結局、クラリスさんの元にはニーナさんとルルリさんの二人で行って貰った。僕の予想だと、クラリスさんの関係者の体調不良は【毒】によるもの。
であれば、やはりそれが急に完治するのはマズイ。
今抱える大きな問題点は、まだこの件の問題点を理解出来ていないという前提の話。それをルルリさんに持ち帰って貰うのが第一。
そしてその際に、クラリスさんの幼馴染であるニーナさんに両親にも挨拶がしたいなどと理由をつけて面会。預けてあるミールが解毒するという流れ。解毒だけなら別にミールも出来るからね、僕が行ってもややこしいだけだ。
でも根底にある問題はそこじゃない。これも確かに問題だけど、この問題のせいでクラリスさんが抱えている問題を解決するのが今回のミッション。恐らく何かしらの別件でクラリスさんは追い込まれいる筈。
中に入って目をつけられたら厄介だから、まずはその問題点を素早く理解してルルリさんには一旦こっちに帰還して貰う。
そういう手筈になっているから、僕としては少しでも情報を探るべく、今は意識をミールと屋敷内の毒に集中する。ニーナさんとルルリさんには少し僕の魔力を預けておいた。
居場所は分かる、ルルリさんはもうこっちに戻り始めている。そして離れたニーナさんはゆっくり移動し、最も強い毒の元へと近づいていっている。

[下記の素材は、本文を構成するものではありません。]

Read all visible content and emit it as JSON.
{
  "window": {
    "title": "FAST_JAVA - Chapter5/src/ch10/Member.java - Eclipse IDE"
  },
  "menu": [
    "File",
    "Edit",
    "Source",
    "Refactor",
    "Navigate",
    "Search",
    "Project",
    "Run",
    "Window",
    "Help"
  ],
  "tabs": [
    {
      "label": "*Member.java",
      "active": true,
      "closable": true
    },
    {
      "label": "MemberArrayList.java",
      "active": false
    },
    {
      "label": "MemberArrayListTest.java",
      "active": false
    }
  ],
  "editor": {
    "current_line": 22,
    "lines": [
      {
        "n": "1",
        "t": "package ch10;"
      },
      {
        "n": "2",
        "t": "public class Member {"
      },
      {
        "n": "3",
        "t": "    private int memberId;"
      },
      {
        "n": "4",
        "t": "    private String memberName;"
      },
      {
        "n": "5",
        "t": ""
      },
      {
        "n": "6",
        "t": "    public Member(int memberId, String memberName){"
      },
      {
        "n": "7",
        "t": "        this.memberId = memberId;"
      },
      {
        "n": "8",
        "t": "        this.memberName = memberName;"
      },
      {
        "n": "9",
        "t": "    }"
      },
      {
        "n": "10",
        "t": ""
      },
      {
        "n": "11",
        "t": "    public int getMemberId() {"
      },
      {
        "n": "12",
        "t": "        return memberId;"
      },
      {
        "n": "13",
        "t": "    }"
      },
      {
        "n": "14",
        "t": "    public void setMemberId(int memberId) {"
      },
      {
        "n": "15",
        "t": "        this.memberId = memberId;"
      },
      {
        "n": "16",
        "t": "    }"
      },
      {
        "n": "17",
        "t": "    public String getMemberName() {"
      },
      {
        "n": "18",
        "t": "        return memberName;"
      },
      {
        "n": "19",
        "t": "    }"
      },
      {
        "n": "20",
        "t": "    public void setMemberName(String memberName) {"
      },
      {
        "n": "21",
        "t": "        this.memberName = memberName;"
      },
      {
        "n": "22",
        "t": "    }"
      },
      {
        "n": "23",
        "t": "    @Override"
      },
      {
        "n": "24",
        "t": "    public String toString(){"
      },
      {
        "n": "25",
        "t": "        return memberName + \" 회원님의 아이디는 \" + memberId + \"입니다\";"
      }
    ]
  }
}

きっと、あの毒の宿主はクラリスさんの両親なのだろう。
「遅くなって申し訳ありません! 話を聞いてきました、やはりややこしい事になっているそうです」
「素早い対応ありがとうございます、一旦移動しましょうか」
「そうですね」
居場所は元々伝えていたけど、念のため屋敷からは離れておこう。
……屋敷内の嫌な毒が消えた。
ナイスミール、良い仕事するね。
「ナビリスさん、ニーナさんの方は大丈夫でしょうか?」
「今ミールが仕事をした感覚がありました。恐らく両親はこれで助かります。時間はまだかかると思いますが」
「凄いですね……こんなあっさり解決してしまうなんて。謎の体調不良でクラリス様の専属の医療機関の人たちが匙を投げた内容だと聞いたのですが……」
「ミールは優秀なんでね」
僕の能力の優しい部分をそのまま引き継いでくれてるからね、そこは信用してる。それに万が一の時もミールは逃げ足は速いから大丈夫だと思うしね。
ニーナさんが解毒の手段を上手く隠蔽してくれてる事を願うしかないけど、クラリスさんがいるから大丈夫だと信じよう。
「早速ですが、話を聞いても良いですか?」
「はい、問題点は大きく三つありました」
三つか、どこまで何とか出来るだろうか……。
出来れば全部何とかしてあげたい所なんだけど。